Archives pour la catégorie Abbas Kiarostami

24 frames – Abbas Kiarostami – 2017

01. 24 frames - Abbas Kiarostami - 2017Infinité d’images autour d’une image.

   6.0   Ce dernier film de Kiarostami est né d’une idée toute simple autant qu’elle est éminemment cinématographique : Puisque « Le cinéma c’est vingt-quatre fois la vérité par seconde » pouvait-on entendre dans Le petit soldat, de Godard, le cinéaste iranien se demande ce qu’il advient de vingt-quatre images en deux heures, sitôt qu’on y ajoute ce qu’on imagine avoir eu lieu avant ou après ces images capturées. Hormis la toute première « frame » qui donne vie à Chasseurs dans la neige – le tableau de Bruegel qui au cinéma inspira déjà Tarkovski pour Zerkalo ou Lars Von Trier qui le faisait se consumer dans Melancholia – les vingt-trois suivantes s’attèlent à faire se mouvoir vingt-trois photos prises par Kiarostami lui-même.

     Idée aussi géniale sur le papier – d’autant qu’elle semble répondre à trois autres de ses films, plus conceptuels et expérimentaux : Shirin, Five et Ten – qu’elle s’avère in fine assez peu stimulante. Je m’explique. Kiarostami, pour moi, c’est avant tout le reste : Où est la maison de mon ami ? Soit l’un de mes films préférés. Mais j’aime aussi beaucoup Close-up, Le goût de la cerise ou Copie conforme. En fait, le problème, mon problème, c’est que je n’ai vu aucun de ses films « expérimentaux ». En somme, 24 frames m’apparait davantage comme un objet d’art ultra-conceptuel, une sorte de caprice de vieux sage, je le replace difficilement dans la filmographie du cinéaste iranien, voilà pourquoi, très probablement, il me touche moins. Sans doute ai-je tort et y reviendrai après les découvertes ultérieures de Five ou Ten. Mais en l’état, je ne retrouve pas tellement (mon) Kiarostami là-dedans.

     C’est un joli film, certes, parfois ludique – enfin surtout pour mon chat, qui ne quittait plus l’écran des yeux – puisque chaque apparition, chaque mouvement aussi discrets soient-ils parfois, violents plus rarement, ouvrent sur une infinité de possibles, de petites choses à observer plutôt que d’autres, au choix du spectateur, béat ou attentif. Mais il manque peut-être une histoire pour tisser ces morceaux entre eux. Chaque frame entre idéalement dans un tout puisqu’on y retrouve souvent la neige, les oiseaux, les arbres, la mer et une présence humaine, parfois discrète (la vitre d’un véhicule, un rideau) parfois brutale (un coup de feu, le vrombissement d’un moteur) parfois imposante (une chanson, un grillage).
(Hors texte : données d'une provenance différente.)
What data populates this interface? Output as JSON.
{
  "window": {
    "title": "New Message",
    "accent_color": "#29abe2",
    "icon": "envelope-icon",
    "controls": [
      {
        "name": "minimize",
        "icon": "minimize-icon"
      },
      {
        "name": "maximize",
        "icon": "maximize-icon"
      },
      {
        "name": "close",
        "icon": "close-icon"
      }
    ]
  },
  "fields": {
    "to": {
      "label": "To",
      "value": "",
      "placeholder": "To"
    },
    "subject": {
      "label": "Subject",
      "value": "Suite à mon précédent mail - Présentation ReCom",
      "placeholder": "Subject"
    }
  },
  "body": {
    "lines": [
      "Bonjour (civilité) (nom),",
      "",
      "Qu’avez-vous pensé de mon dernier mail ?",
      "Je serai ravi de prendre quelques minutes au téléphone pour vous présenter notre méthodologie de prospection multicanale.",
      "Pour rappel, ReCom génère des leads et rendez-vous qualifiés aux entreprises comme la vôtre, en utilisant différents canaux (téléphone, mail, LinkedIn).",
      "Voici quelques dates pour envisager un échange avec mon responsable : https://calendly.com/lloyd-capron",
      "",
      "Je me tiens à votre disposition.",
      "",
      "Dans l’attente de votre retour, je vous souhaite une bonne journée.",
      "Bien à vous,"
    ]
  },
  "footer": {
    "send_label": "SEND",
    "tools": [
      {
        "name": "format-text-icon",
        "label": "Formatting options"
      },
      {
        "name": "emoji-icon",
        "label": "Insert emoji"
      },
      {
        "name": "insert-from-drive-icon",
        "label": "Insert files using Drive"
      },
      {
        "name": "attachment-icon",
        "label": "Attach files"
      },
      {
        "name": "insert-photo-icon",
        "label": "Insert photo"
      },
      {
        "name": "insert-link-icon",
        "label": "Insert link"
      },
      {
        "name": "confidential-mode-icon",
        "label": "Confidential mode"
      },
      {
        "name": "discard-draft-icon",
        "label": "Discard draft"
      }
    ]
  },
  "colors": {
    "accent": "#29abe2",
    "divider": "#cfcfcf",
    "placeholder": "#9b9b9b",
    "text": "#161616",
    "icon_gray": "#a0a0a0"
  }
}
Mais ça manque d’une résonnance forte, d’une émotion qui fera sortir le film de son confort. C’est le son qui jaillit dans 24 frames. C’est le son qui stimule, c’est déjà ça.

     J’en viens à un constat un peu amer, en somme : N’est pas Benning qui veut. D’une part, c’est sa marque de fabrique, à Benning, ce type de plans fixes, difficile de lui reprocher d’être conceptuel et capricieux puisqu’il semble ne pouvoir utiliser le cinéma que de cette manière-là. Chez Kiarostami la question se pose. Et elle se pose tellement qu’il s’en passe des choses dans ses plans, contrairement à ceux de Benning qui gardent leur pouvoir de quotidienneté, de normalité, de continuité. Dans 24 frames, on peut voir les cimes de deux peupliers sur le point d’être tronçonner. On les verra disparaitre, on les entendra tomber. Chez Benning, si le plan change lors du passage d’un train, du souffle du vent ou de la traversée d’un nuage, ce changement est poétique, jamais politique, disons. L’immobilité n’est jamais statique chez lui aussi et débouche toujours sur des surprises, des sursauts, des pas-de-côté mais jamais de façon aussi franche.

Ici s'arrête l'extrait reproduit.